Incorrect annotation of shapes in Unet in lesson #7?

Question

Incorrect annotation of shapes in Unet in lesson #7?

vedantroy opened this issue 2 years ago · comments

Hi! It's me again.

I'm creating an annotated version of the UNet in lesson #7 (diffusion models). I'm adding more comments + assertions for the shapes of all inputs/outputs/weights/intermediate steps.

While doing this, I noticed there might be a mistake in some of the comments?

Here's the code that runs the UNet on dummy data (from the lesson):

# A dummy batch of 10 3-channel 32px images
x = torch.randn(10, 3, 32, 32)

# 't' - what timestep are we on
t = torch.tensor([50], dtype=torch.long)

# Define the unet model
unet = UNet()

# The foreward pass (takes both x and t)
model_output = unet(x, t)

Inside the actual UNet this is the forwad pass

    def forward(self, x: torch.Tensor, t: torch.Tensor):
        """
        * `x` has shape `[batch_size, in_channels, height, width]`
        * `t` has shape `[batch_size]`
        """

        # Get time-step embeddings
        t = self.time_emb(t)

It says that the shape of t is [batch_size]. But the shape of t is 1, which is to be expected if we look at the code that is testing the UNet.

Specifically, the assertion:

        batch_size = x.shape[0]
        print(t.shape)
        assert t.shape[0] == batch_size

fails.

I'm not sure exactly what's going on here. My hypothesis is as follows: The UNet is being trained on a batch of images. Each image in the batch should be accompanied by its own time step number. However, it looks like only a single time-step is being passed into the UNet.

Somewhere along the line, this time-step is being accidentally broad-casted by Pytorch to fit the batch dimension and being used as the time-step for all images.

Does that sound correct to you?

Vedant Roy · Answer 1 · Sun Jul 17 2022 10:04:08 GMT+0800 (China Standard Time)

I think the accidental broadcast is happening here (code is messy b/c I added my own annotations, but it's inside of ResidualBlock):

        batch_size = 1

        # First convolution layer
        h = self.conv1(self.act1(self.norm1(x)))

        time_emb = self.time_emb(t)
        assert t.shape == (batch_size, self.time_channels)
        assert time_emb.shape == (batch_size, self.out_channels)
        time_emb = time_emb[:, :, None, None]
        assert time_emb.shape == (batch_size, self.out_channels, 1, 1)
        # This looks like:
        # [ [[a]], [[b]], [[c]], [[d]], [[e]], [[f]] ]
        # when self.out_channels = 6

Jonathan Whitaker · Answer 2 · Mon Jul 18 2022 14:49:46 GMT+0800 (China Standard Time)
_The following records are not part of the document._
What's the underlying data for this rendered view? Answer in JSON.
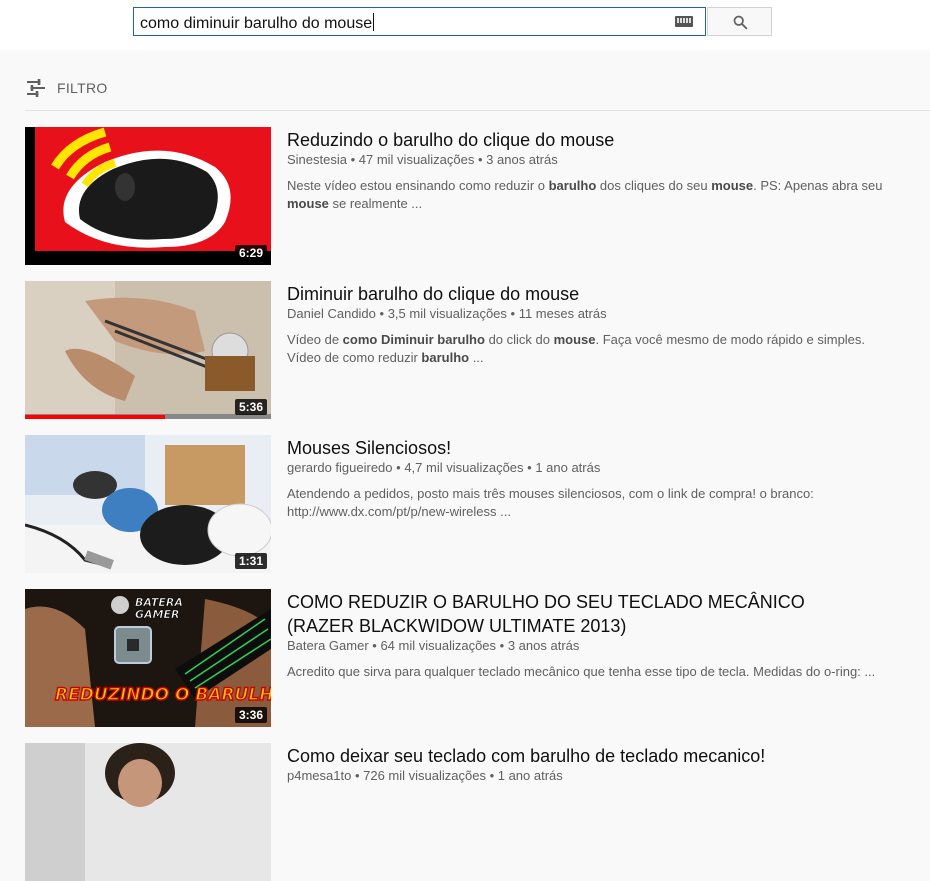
{
  "search": {
    "query": "como diminuir barulho do mouse",
    "keyboard_icon": "keyboard-icon",
    "search_icon": "search-icon"
  },
  "filter": {
    "label": "FILTRO",
    "icon": "filter-icon"
  },
  "results": [
    {
      "title": "Reduzindo o barulho do clique do mouse",
      "channel": "Sinestesia",
      "views": "47 mil visualizações",
      "age": "3 anos atrás",
      "duration": "6:29",
      "description": [
        {
          "t": "Neste vídeo estou ensinando como reduzir o ",
          "b": false
        },
        {
          "t": "barulho",
          "b": true
        },
        {
          "t": " dos cliques do seu ",
          "b": false
        },
        {
          "t": "mouse",
          "b": true
        },
        {
          "t": ". PS: Apenas abra seu ",
          "b": false
        },
        {
          "t": "mouse",
          "b": true
        },
        {
          "t": " se realmente ...",
          "b": false
        }
      ]
    },
    {
      "title": "Diminuir barulho do clique do mouse",
      "channel": "Daniel Candido",
      "views": "3,5 mil visualizações",
      "age": "11 meses atrás",
      "duration": "5:36",
      "watched_fraction": 0.57,
      "description": [
        {
          "t": "Vídeo de ",
          "b": false
        },
        {
          "t": "como Diminuir barulho",
          "b": true
        },
        {
          "t": " do click do ",
          "b": false
        },
        {
          "t": "mouse",
          "b": true
        },
        {
          "t": ". Faça você mesmo de modo rápido e simples. Vídeo de como reduzir ",
          "b": false
        },
        {
          "t": "barulho",
          "b": true
        },
        {
          "t": " ...",
          "b": false
        }
      ]
    },
    {
      "title": "Mouses Silenciosos!",
      "channel": "gerardo figueiredo",
      "views": "4,7 mil visualizações",
      "age": "1 ano atrás",
      "duration": "1:31",
      "description": [
        {
          "t": "Atendendo a pedidos, posto mais três mouses silenciosos, com o link de compra! o branco: http://www.dx.com/pt/p/new-wireless ...",
          "b": false
        }
      ]
    },
    {
      "title": "COMO REDUZIR O BARULHO DO SEU TECLADO MECÂNICO (RAZER BLACKWIDOW ULTIMATE 2013)",
      "channel": "Batera Gamer",
      "views": "64 mil visualizações",
      "age": "3 anos atrás",
      "duration": "3:36",
      "thumb_text_top": "BATERA GAMER",
      "thumb_text_bottom": "REDUZINDO O BARULHO",
      "description": [
        {
          "t": "Acredito que sirva para qualquer teclado mecânico que tenha esse tipo de tecla. Medidas do o-ring: ...",
          "b": false
        }
      ]
    },
    {
      "title": "Como deixar seu teclado com barulho de teclado mecanico!",
      "channel": "p4mesa1to",
      "views": "726 mil visualizações",
      "age": "1 ano atrás",
      "duration": "",
      "description": []
    }
  ],
  "colors": {
    "accent_border": "#1c62b9",
    "progress": "#ff0000"
  }
}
In general, you'd have a separate random t for each image (so it would be shape [batch_size]). But for the demo and during sampling it's the same t for the whole batch, so it's convenient to also accept a single value. An alternative would be to force the right shape (as you're doing with the assert) and tweak the sampling code to pass in t as a tensor of shape [batch_size] instead of [1].
During training, t has the shape described:
t = torch.randint(0, n_steps, (batch_size,), dtype=torch.long).cuda()

Jonathan Whitaker · Answer 3 · Mon Jul 18 2022 14:51:16 GMT+0800 (China Standard Time)

(I could be mistaken on this, will take a look at the code in more depth when I have a bit more time)

Vedant Roy · Answer 4 · Tue Jul 19 2022 05:39:08 GMT+0800 (China Standard Time)

Got it! This make sense. You allow the NN to accept a single value of t, which makes the assumption that all images are at the same timestep. This makes it more convenient to use. Sounds good!

No need to look through the code, don't want to waste your time!